Study Adds Evidence on The Link Between Leukemia Cutis and Poor Prognosis in AML

The presentation of leukemia cutis in acute myeloid leukemia (AML) may be associated with decreased overall survival and leukemia-specific survival, and these patients may require more aggressive monitoring and treatment, according to the findings of a recent study published in JAMA Dermatology.

Researchers conducted a matched-cohort, retrospective study of 1,683 patients who were diagnosed with AML between January 2005 and April 2017. The investigators analyzed data on all patients, including 78 patients with biopsy-proven leukemia cutis. The team ultimately included 62 patients with AML and leukemia cutis (mean age, 58.2 years) and matched them in a 1:3 ratio to 186 patients with AML but no leukemia cutis (mean age, 58.2 years).

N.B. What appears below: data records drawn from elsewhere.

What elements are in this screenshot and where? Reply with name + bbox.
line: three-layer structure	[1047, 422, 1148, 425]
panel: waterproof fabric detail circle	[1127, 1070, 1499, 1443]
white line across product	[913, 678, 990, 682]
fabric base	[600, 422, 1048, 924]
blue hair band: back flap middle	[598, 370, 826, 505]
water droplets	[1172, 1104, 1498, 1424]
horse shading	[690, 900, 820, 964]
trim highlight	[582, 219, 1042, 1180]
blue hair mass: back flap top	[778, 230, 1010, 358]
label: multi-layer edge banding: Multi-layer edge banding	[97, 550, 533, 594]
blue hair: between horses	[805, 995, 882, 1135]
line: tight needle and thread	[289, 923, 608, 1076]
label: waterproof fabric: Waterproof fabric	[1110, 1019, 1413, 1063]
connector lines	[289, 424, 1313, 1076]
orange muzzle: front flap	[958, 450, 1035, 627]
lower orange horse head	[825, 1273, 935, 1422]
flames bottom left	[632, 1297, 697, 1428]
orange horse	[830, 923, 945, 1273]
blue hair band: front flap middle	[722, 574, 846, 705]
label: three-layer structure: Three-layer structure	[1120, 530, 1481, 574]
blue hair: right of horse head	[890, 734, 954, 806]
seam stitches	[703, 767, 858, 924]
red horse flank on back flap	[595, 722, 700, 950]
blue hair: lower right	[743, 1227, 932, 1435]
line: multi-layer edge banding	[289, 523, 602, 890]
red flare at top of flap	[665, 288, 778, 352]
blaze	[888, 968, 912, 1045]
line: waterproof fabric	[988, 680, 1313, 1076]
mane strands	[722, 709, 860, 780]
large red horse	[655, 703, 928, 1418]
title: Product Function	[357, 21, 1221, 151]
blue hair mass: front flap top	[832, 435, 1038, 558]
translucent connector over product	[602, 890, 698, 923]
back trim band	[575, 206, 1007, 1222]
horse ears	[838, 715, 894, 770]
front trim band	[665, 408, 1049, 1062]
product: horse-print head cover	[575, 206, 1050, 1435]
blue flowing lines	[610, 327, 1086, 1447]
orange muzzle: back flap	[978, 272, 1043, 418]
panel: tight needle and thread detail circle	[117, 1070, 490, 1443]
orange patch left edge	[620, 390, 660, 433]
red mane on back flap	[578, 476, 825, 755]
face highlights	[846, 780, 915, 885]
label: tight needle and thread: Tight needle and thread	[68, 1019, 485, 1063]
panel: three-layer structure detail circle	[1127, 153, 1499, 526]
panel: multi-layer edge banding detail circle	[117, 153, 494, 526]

The 5-year survival rate was 8.6% among the 62 patients with AML with leukemia cutis compared with 28.3% among the 186 matched patients with AML without leukemia cutis. In addition, a matched survival analysis found that patients with AML and leukemia cutis had a hazard ratio (HR) of 2.06 (95% CI, 1.26–3.38; P = .004) for leukemia-specific death compared with those without leukemia cutis; for all-cause death, the HR was 1.66 (95% CI, 1.06–2.60; P = .03). 

“There was always a belief that the presence of leukemia cutis was a poor prognostic sign, but some more recent studies were more equivocal on this. I was not surprised by the results of our study given my clinical experience caring for these patients over the last decade,” said corresponding author Milan J. Anadkat, MD, an associate professor of dermatology at Washington University School of Medicine in St. Louis, Missouri.

Anadkat reflected on the implications of these findings in an interview with Cancer Network. “I have no doubts that oncologists caring for these patients share a similar clinical impression regarding the prognosis of patients with leukemia cutis. The major take-home message is to emphasize that these leukemia subsets behave differently, and that current treatment options fall short for affected patients. Much progress has been made, but there remains work to be done,” he said.

The study indicated no differences in the odds of having secondary leukemia, NPM1 mutation, FLT3 internal tandem duplication, MLL gene rearrangement, inversion of chromosome 16, or translocation involving chromosome 8 when they compared the two groups. However, the patients with AML and leukemia cutis had higher odds of having other extramedullary organ involvement (odds ratio [OR], 3.48) and an additional chromosome 8 (OR, 2.13).

“The predilection of patients with AML and LC [leukemia cutis] to have additional sites of extramedullary involvement may reflect distinctive biological characteristics of these leukemic cells,” wrote the authors. “Further investigations are needed to understand the biological mechanisms behind leukemic infiltration of the skin and its association with patient survival, as well as to determine the most salient treatment strategies for these cases.”

Henry Fung, MD, FACP, FRCPE, vice chair of the Department of Hematology/Oncology at Fox Chase Cancer Center, said this study raises interesting questions. While it is limited by its retrospective nature and is based on only a single-institution experience, the findings may be an important first step in better understanding how areas of the skin may function as sanctuaries for leukemic cells, he said.

“This is an interesting retrospective study from a single institution with a large cohort with interesting observation,” Fung told Cancer Network. “Identifying a cohort of patients who may benefit from more intensive treatment is clinically relevant. However, having more intensive therapy may not necessarily improve treatment outcomes,” he cautioned.